Until he left for college, he had never given a second's thought to the basics - how his bed came to made every morning, how his favorite foods were always in the house, how the carelessly dropped towels in his bathroom rehung themselves so neatly, how his shirts made it from the floor to being starched and pressed and in the closet twice a week. Turning his back on the family money and vowing never to trade on their name, he boarded a plane and headed for the East Coast, independence and freedom. He grew his hair shockingly long, learned to smoke and drink, dropped out of school after one semester and hawked the local underground paper on street corners to pay the rent. This was his revolutionary period, far away from home and on his own and while it only lasted a few years, it changed him for a time.

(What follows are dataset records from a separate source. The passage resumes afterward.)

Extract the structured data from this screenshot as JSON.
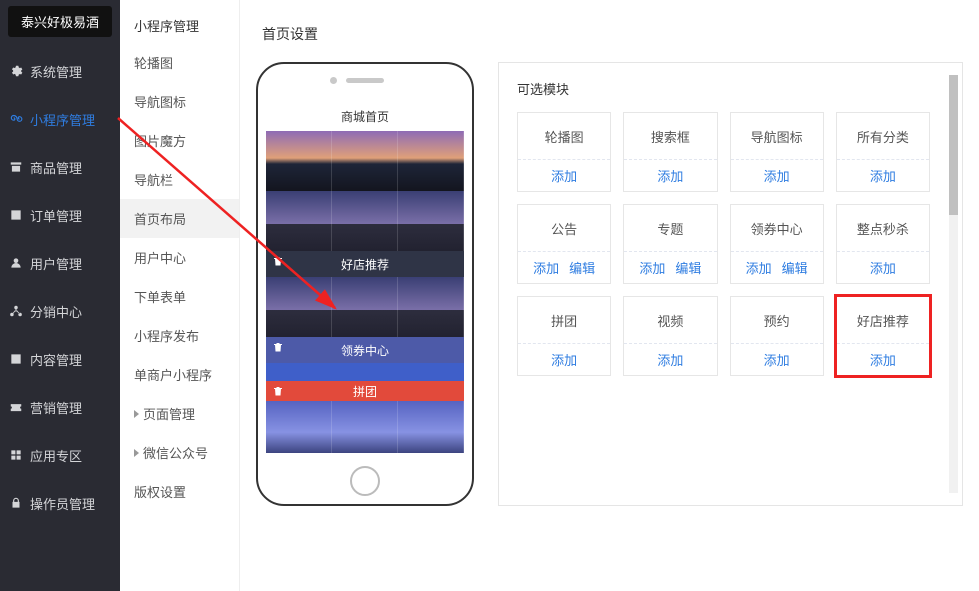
{
  "brand": "泰兴好极易酒",
  "sidebar1": {
    "items": [
      {
        "label": "系统管理"
      },
      {
        "label": "小程序管理"
      },
      {
        "label": "商品管理"
      },
      {
        "label": "订单管理"
      },
      {
        "label": "用户管理"
      },
      {
        "label": "分销中心"
      },
      {
        "label": "内容管理"
      },
      {
        "label": "营销管理"
      },
      {
        "label": "应用专区"
      },
      {
        "label": "操作员管理"
      }
    ]
  },
  "sidebar2": {
    "title": "小程序管理",
    "items": [
      "轮播图",
      "导航图标",
      "图片魔方",
      "导航栏",
      "首页布局",
      "用户中心",
      "下单表单",
      "小程序发布",
      "单商户小程序"
    ],
    "groups": [
      "页面管理",
      "微信公众号"
    ],
    "last": "版权设置"
  },
  "page": {
    "title": "首页设置"
  },
  "phone": {
    "header": "商城首页",
    "bars": {
      "rec": "好店推荐",
      "coupon": "领券中心",
      "group": "拼团"
    }
  },
  "panel": {
    "title": "可选模块",
    "add": "添加",
    "edit": "编辑",
    "cards": [
      {
        "name": "轮播图",
        "acts": [
          "add"
        ]
      },
      {
        "name": "搜索框",
        "acts": [
          "add"
        ]
      },
      {
        "name": "导航图标",
        "acts": [
          "add"
        ]
      },
      {
        "name": "所有分类",
        "acts": [
          "add"
        ]
      },
      {
        "name": "公告",
        "acts": [
          "add",
          "edit"
        ]
      },
      {
        "name": "专题",
        "acts": [
          "add",
          "edit"
        ]
      },
      {
        "name": "领券中心",
        "acts": [
          "add",
          "edit"
        ]
      },
      {
        "name": "整点秒杀",
        "acts": [
          "add"
        ]
      },
      {
        "name": "拼团",
        "acts": [
          "add"
        ]
      },
      {
        "name": "视频",
        "acts": [
          "add"
        ]
      },
      {
        "name": "预约",
        "acts": [
          "add"
        ]
      },
      {
        "name": "好店推荐",
        "acts": [
          "add"
        ],
        "hl": true
      }
    ]
  }
}
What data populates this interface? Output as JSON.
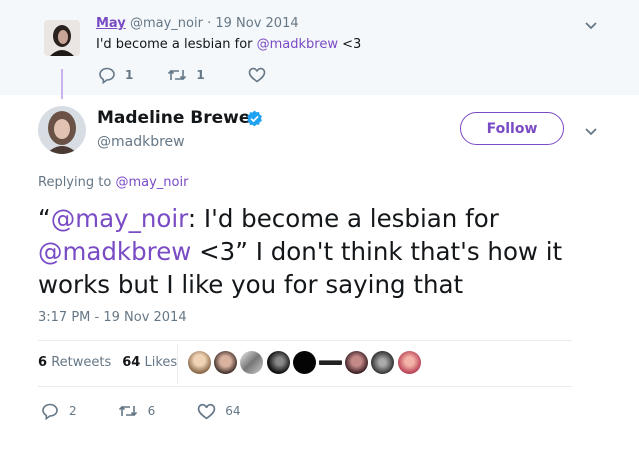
{
  "parent_tweet": {
    "name": "May",
    "handle": "@may_noir",
    "sep": "·",
    "date": "19 Nov 2014",
    "text_pre": "I'd become a lesbian for ",
    "mention": "@madkbrew",
    "text_post": " <3",
    "replies": "1",
    "retweets": "1"
  },
  "main_tweet": {
    "name": "Madeline Brewer",
    "handle": "@madkbrew",
    "follow_label": "Follow",
    "replying_prefix": "Replying to",
    "replying_handle": "@may_noir",
    "quote_open": "“",
    "mention1": "@may_noir",
    "text1": ": I'd become a lesbian for ",
    "mention2": "@madkbrew",
    "text2": " <3” I don't think that's how it works but I like you for saying that",
    "timestamp": "3:17 PM - 19 Nov 2014",
    "retweet_count": "6",
    "retweet_label": "Retweets",
    "like_count": "64",
    "like_label": "Likes",
    "reply_action_count": "2",
    "retweet_action_count": "6",
    "like_action_count": "64"
  },
  "colors": {
    "accent": "#794bc4",
    "verified": "#1da1f2",
    "muted": "#657786"
  },
  "icons": [
    "chevron-down-icon",
    "reply-icon",
    "retweet-icon",
    "heart-icon",
    "verified-badge-icon"
  ]
}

True natures, however, may go into hiding but they are destined to assert themselves in the end. Back at home, his long hair was out of place, his lifestyle didn't fit, his values were challenged. The good life was a nine to five job and a haircut away and it didn't take long before he changed back, adjusting his language, his morals, and his politics to fit the family system. Country club membership soon followed and then a divorce or two and a few family Christmases, and with surprisingly little effort or resistance, he had rejoined the ranks of the upper class from which he came. His place had been saved from the day he'd left.

Reclaiming his rightful position paid off - there was a new wife, skillfully modeled after his own mother, a new home in an exclusive zip code, his own business, travel to all the right places. He wore three piece suits with practiced ease and learned about wine, antiques, and the symphony. His name began appearing on donor lists of charitable givers and campaigns to help the less fortunate and in no time he had accepted his legacy, fully prepared to take the reins and be molded and groomed into a proper heir. His entitlement mindset was the last detail to be added and he was complete, his true nature reestablished and in full control. He was never to look back.

Despite the money and the dream home and the ideal wife, despite the name recognition and the success, the power and the right clothes, there's a hollowness to him these days. He laughs a little too loudly, fights a little too hard to be the center of attention and tries a little too hard. Something inside him is empty and walled off, far away, out of reach and forgotten and he pretends it's not.
There's still a fragment of fight the system blue collar in his white collar world and it won't be reconciled - there's a price to paid for each change of heart and while by some things we are made stronger, by others we are diminished.

Strange, how often we get to where we're going and it's exactly the same place as where we started from.

1 comment:

Linda Wright said...

It seems to me that some times one has to move far away from the comforts of home to have a lasting change. Some of us take that risk and stay away and befriend people who are not like us.